We’ll also state up front that Section 36-22-17 is a lousy, antiquated law, born in a time when sheriffs and their families lived in and ran county jails in a way that conjures up memories of the famous, fictional jail in Mayberry, North Carolina. It has no place in the 21st century.
However, we advise those who are enraged about this to check our archives or those of other media outlets in Alabama. This isn’t a new debate, it’s just taking place for the first time in an interconnected, social media-driven world with countless eyes watching, and with people in London and Stockholm able to speak their piece on events happening in a small Alabama county. (We’re aware that to some folks today, unless it’s on Facebook, it never happened.)
The situation already was ramped up by a lawsuit filed against 49 Alabama sheriffs, including Entrekin, seeking records of how they’ve profited from their jail food programs.
Basically, sheriffs in Alabama are personally liable and responsible for feeding inmates in their jails. Entrekin isn’t the only one who interprets Section 36-22-17 as allowing him or her to keep any leftover money. A 2008 state attorney’s opinion reiterated that feeding prisoners is on the sheriff’s quarter, and he or she “may retain any surplus from the food service allowance as personal income.”
That equates to legal in our book, although that which is legal is not inherently wise.
There’s a catch, though. “Personally liable and responsible” also means that if the program loses money, it comes out of the sheriff’s hide.
Entrekin points out that when he became sheriff, he had to personally borrow money to replenish the inmate food fund, which continued to operate at a deficit for a while. That changed, he says, when he began treating it as a business and doing things like buying in bulk and shopping for bargains.
He insists that inmates, including those with specific medical or religious requirements, are properly fed, that a dietician is on staff and jail meals meet every standard.
We have no reason to doubt him, but we agree with those who say sheriffs have an incentive under the law to minimize expenditures to maximize profits.
Morgan County Sheriff Greg Bartlett was jailed in 2009 by a federal judge for contempt of court for improperly feeding inmates. (Barlett reported keeping $212,000 over three years from the jail fund.)

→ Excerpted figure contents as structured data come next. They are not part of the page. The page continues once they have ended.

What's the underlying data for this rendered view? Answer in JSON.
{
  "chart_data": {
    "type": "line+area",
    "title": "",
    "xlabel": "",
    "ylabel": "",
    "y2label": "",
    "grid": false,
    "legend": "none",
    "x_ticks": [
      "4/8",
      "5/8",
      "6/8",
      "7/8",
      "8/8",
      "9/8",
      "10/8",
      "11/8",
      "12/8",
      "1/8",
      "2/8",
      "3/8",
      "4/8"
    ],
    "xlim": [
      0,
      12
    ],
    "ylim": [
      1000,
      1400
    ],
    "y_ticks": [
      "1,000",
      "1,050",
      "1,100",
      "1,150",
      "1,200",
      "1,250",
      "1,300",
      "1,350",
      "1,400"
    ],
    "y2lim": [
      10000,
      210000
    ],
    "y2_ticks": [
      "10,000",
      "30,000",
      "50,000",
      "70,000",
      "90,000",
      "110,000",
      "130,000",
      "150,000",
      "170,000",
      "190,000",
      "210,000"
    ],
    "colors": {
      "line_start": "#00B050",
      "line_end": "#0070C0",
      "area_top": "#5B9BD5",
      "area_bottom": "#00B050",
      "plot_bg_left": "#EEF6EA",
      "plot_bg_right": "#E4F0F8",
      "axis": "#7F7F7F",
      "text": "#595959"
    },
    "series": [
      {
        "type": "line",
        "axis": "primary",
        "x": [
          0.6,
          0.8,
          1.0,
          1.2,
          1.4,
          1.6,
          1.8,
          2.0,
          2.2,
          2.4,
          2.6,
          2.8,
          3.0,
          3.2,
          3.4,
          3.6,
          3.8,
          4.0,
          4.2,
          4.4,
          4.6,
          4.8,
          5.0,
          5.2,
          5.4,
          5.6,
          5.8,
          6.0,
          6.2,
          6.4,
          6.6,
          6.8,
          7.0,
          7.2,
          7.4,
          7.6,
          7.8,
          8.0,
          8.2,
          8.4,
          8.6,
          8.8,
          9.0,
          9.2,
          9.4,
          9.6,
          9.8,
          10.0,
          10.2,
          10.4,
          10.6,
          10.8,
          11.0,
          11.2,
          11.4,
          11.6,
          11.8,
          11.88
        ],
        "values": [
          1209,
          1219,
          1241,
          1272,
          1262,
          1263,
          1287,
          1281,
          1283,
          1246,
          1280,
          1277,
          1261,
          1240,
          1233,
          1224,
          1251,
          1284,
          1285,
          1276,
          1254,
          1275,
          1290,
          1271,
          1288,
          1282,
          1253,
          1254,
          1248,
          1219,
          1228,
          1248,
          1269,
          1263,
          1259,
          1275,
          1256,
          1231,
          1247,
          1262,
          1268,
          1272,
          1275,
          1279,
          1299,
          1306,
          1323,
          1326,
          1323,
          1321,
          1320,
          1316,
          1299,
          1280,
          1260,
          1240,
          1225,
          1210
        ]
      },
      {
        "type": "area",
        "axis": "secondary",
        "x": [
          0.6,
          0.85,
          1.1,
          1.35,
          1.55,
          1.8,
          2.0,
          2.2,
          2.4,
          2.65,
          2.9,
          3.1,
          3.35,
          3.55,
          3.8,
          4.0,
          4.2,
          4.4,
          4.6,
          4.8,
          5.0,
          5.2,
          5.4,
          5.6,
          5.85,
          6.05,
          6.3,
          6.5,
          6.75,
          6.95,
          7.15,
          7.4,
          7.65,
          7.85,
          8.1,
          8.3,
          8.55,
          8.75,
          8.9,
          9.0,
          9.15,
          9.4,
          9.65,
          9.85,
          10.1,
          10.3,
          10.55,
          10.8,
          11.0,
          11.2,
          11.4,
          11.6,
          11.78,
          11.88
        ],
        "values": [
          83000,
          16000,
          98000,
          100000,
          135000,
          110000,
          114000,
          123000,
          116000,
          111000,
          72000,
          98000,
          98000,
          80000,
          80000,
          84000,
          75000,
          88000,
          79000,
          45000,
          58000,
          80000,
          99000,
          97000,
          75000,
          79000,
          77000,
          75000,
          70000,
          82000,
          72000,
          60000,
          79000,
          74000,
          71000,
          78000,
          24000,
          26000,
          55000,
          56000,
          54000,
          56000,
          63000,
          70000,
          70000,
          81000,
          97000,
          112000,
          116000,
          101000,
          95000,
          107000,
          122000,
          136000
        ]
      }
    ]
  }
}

Testimony in that case revealed that he and another sheriff pooled their money and bought an 18-wheeler full of corn dogs, and prisoners complained they were served corn dogs twice a day for weeks. No one expects inmates to get 5-star cuisine; a corn dog diet shouldn’t happen.
Entrekin has been accused online of using jail fund money to buy the Orange Beach house. The original AL.com report doesn’t say that, but it’s easy for things to spin out of control online, plus the optics again are terrible. He says he “owes a lot of money,” and the mortgage on the Orange Beach house is nearly $600,000. (Entrekin’s $93,178 salary has been cited in this debate, but he actually has a two-income family. His wife is a federal probation officer, and they are well compensated.)

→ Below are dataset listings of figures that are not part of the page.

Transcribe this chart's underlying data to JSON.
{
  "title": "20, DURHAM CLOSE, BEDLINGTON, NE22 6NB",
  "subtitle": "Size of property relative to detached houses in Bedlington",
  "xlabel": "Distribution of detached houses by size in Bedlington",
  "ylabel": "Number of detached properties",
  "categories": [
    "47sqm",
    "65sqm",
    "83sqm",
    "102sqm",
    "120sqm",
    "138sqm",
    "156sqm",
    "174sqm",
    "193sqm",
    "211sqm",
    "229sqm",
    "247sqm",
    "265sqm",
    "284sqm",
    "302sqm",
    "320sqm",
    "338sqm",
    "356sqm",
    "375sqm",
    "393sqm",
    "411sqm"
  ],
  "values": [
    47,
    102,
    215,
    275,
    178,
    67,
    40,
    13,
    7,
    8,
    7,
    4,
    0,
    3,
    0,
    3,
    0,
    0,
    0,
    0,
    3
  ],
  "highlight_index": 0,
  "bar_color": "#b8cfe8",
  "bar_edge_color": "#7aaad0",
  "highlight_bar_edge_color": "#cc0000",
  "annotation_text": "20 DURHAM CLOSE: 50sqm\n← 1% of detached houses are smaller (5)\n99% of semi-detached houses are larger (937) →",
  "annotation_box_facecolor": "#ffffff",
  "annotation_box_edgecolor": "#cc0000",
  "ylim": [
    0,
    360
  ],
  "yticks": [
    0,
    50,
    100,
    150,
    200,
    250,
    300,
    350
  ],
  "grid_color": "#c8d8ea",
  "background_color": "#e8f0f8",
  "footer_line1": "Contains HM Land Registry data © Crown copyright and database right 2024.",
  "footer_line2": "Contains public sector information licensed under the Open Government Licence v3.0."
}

Perhaps he should offer some clarification on his finances beyond that which is required under law, if it would ease this turmoil.
Entrekin once backed an effort to change the jail feeding statute, which was unsuccessful. Perhaps he should do so again, or at least commit as his opponent in the upcoming Republican primary has done to pumping proceeds from the food program into the county’s general fund. The sheriff has often gone to the County Commission seeking money for his office; $750,000 would hire a lot of deputies.

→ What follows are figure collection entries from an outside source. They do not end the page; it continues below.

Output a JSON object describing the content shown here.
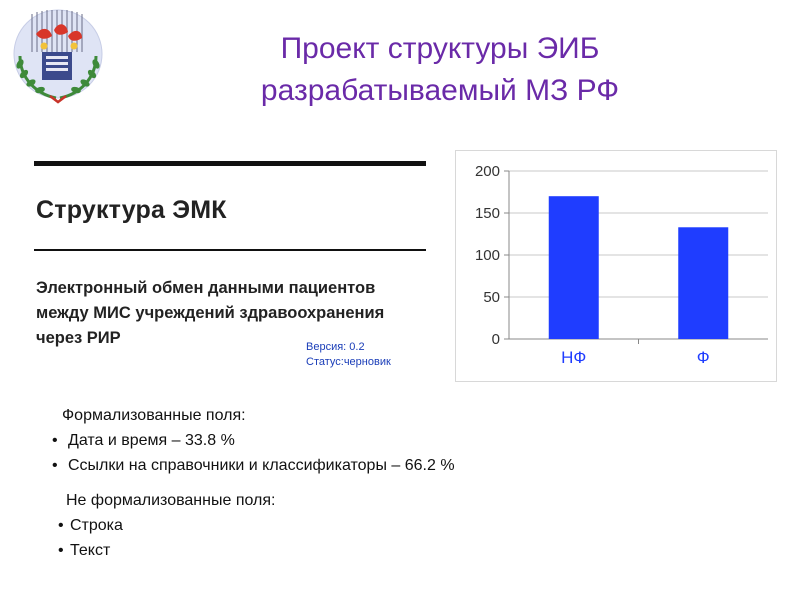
{
  "title": {
    "line1": "Проект структуры ЭИБ",
    "line2": "разрабатываемый МЗ РФ"
  },
  "document": {
    "heading": "Структура ЭМК",
    "subtitle": "Электронный обмен данными пациентов между МИС учреждений здравоохранения через РИР",
    "version": "Версия: 0.2",
    "status": "Статус:черновик"
  },
  "formalized": {
    "header": "Формализованные поля:",
    "items": [
      "Дата и время – 33.8 %",
      "Ссылки на справочники и классификаторы – 66.2 %"
    ]
  },
  "unformalized": {
    "header": "Не формализованные поля:",
    "items": [
      "Строка",
      "Текст"
    ]
  },
  "colors": {
    "title": "#6a2aa8",
    "bar": "#1f3dff",
    "meta": "#1a3db8"
  },
  "chart_data": {
    "type": "bar",
    "categories": [
      "НФ",
      "Ф"
    ],
    "values": [
      170,
      133
    ],
    "yticks": [
      0,
      50,
      100,
      150,
      200
    ],
    "ylim": [
      0,
      200
    ],
    "grid": true,
    "legend": "none",
    "title": "",
    "xlabel": "",
    "ylabel": ""
  }
}
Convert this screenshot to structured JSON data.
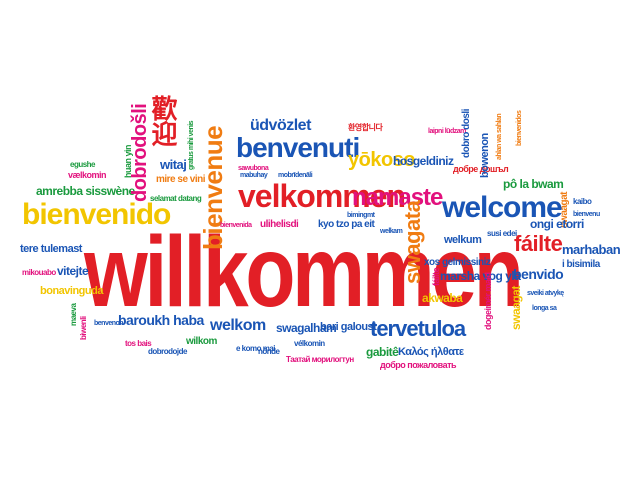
{
  "words": [
    {
      "text": "willkommen",
      "color": "#e21f26"
    },
    {
      "text": "bienvenido",
      "color": "#f2c500"
    },
    {
      "text": "velkommen",
      "color": "#e21f26"
    },
    {
      "text": "welcome",
      "color": "#1a55b5"
    },
    {
      "text": "benvenuti",
      "color": "#1a55b5"
    },
    {
      "text": "namaste",
      "color": "#e2117d"
    },
    {
      "text": "bienvenue",
      "color": "#f07c12"
    },
    {
      "text": "dobrodošli",
      "color": "#e2117d"
    },
    {
      "text": "歡迎",
      "color": "#e21f26"
    },
    {
      "text": "üdvözlet",
      "color": "#1a55b5"
    },
    {
      "text": "yōkoso",
      "color": "#f2c500"
    },
    {
      "text": "hosgeldiniz",
      "color": "#1a55b5"
    },
    {
      "text": "swagata",
      "color": "#f07c12"
    },
    {
      "text": "tervetuloa",
      "color": "#1a55b5"
    },
    {
      "text": "fáilte",
      "color": "#e21f26"
    },
    {
      "text": "benvido",
      "color": "#1a55b5"
    },
    {
      "text": "marhaban",
      "color": "#1a55b5"
    },
    {
      "text": "baroukh haba",
      "color": "#1a55b5"
    },
    {
      "text": "welkom",
      "color": "#1a55b5"
    },
    {
      "text": "swagalham",
      "color": "#1a55b5"
    },
    {
      "text": "bari galoust",
      "color": "#1a55b5"
    },
    {
      "text": "Καλός ήλθατε",
      "color": "#1a55b5"
    },
    {
      "text": "добро пожаловать",
      "color": "#e2117d"
    },
    {
      "text": "Таатай морилогтун",
      "color": "#e2117d"
    },
    {
      "text": "tere tulemast",
      "color": "#1a55b5"
    },
    {
      "text": "amrebba sisswène",
      "color": "#1a9a3e"
    },
    {
      "text": "vælkomin",
      "color": "#e2117d"
    },
    {
      "text": "egushe",
      "color": "#1a9a3e"
    },
    {
      "text": "witaj",
      "color": "#1a55b5"
    },
    {
      "text": "mire se vini",
      "color": "#f07c12"
    },
    {
      "text": "selamat datang",
      "color": "#1a9a3e"
    },
    {
      "text": "vitejte",
      "color": "#1a55b5"
    },
    {
      "text": "mikouabo",
      "color": "#e2117d"
    },
    {
      "text": "bonavinguda",
      "color": "#f2c500"
    },
    {
      "text": "kyo tzo pa eit",
      "color": "#1a55b5"
    },
    {
      "text": "welkum",
      "color": "#1a55b5"
    },
    {
      "text": "marsha vog yla",
      "color": "#1a55b5"
    },
    {
      "text": "xos gelmissiniz",
      "color": "#1a55b5"
    },
    {
      "text": "akwaba",
      "color": "#f2c500"
    },
    {
      "text": "dobro došli",
      "color": "#1a55b5"
    },
    {
      "text": "bowenon",
      "color": "#1a55b5"
    },
    {
      "text": "pô la bwam",
      "color": "#1a9a3e"
    },
    {
      "text": "ongi etorri",
      "color": "#1a55b5"
    },
    {
      "text": "i bisimila",
      "color": "#1a55b5"
    },
    {
      "text": "swaagat",
      "color": "#f07c12"
    },
    {
      "text": "sveiki atvykę",
      "color": "#1a55b5"
    },
    {
      "text": "longa sa",
      "color": "#1a55b5"
    },
    {
      "text": "kaibo",
      "color": "#1a55b5"
    },
    {
      "text": "dobredošli",
      "color": "#1a55b5"
    },
    {
      "text": "gabitê",
      "color": "#1a9a3e"
    },
    {
      "text": "dogeimér maid",
      "color": "#e2117d"
    },
    {
      "text": "tos bais",
      "color": "#e2117d"
    },
    {
      "text": "dobrodojde",
      "color": "#1a55b5"
    },
    {
      "text": "benvenon",
      "color": "#1a55b5"
    },
    {
      "text": "maeva",
      "color": "#1a9a3e"
    },
    {
      "text": "biwenli",
      "color": "#e2117d"
    },
    {
      "text": "wilkom",
      "color": "#1a9a3e"
    },
    {
      "text": "bienvenu",
      "color": "#1a55b5"
    },
    {
      "text": "huan yin",
      "color": "#1a9a3e"
    },
    {
      "text": "mabuhay",
      "color": "#1a55b5"
    },
    {
      "text": "susi edei",
      "color": "#1a55b5"
    },
    {
      "text": "nōnde",
      "color": "#1a55b5"
    },
    {
      "text": "환영합니다",
      "color": "#e21f26"
    },
    {
      "text": "laipni lūdzam",
      "color": "#e2117d"
    },
    {
      "text": "добре дошъл",
      "color": "#e21f26"
    },
    {
      "text": "dobro dosli",
      "color": "#1a55b5"
    },
    {
      "text": "ahlan wa sahlan",
      "color": "#f07c12"
    },
    {
      "text": "bienvenidos",
      "color": "#f07c12"
    },
    {
      "text": "e komo mai",
      "color": "#1a55b5"
    },
    {
      "text": "bimingmt",
      "color": "#1a55b5"
    },
    {
      "text": "welkam",
      "color": "#1a55b5"
    },
    {
      "text": "mobrīdenāli",
      "color": "#1a55b5"
    },
    {
      "text": "ulihelisdi",
      "color": "#e2117d"
    },
    {
      "text": "gratus mihi venis",
      "color": "#1a9a3e"
    },
    {
      "text": "sawubona",
      "color": "#e2117d"
    },
    {
      "text": "vélkomin",
      "color": "#1a55b5"
    },
    {
      "text": "bienvenida",
      "color": "#e2117d"
    }
  ]
}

Perhaps this controversy will prod Alabama’s legislators into giving the responsibility for feeding inmates to county governments, where it belongs.
We’ve been told county commissions don’t want it. We don’t particularly care.
We’ve been told the profits might evaporate because, unlike sheriffs, counties would be subject to bid laws and couldn’t chase deals. So be it.
Sometimes you just need to do what’s right, wherever it leads. That needs to happen here.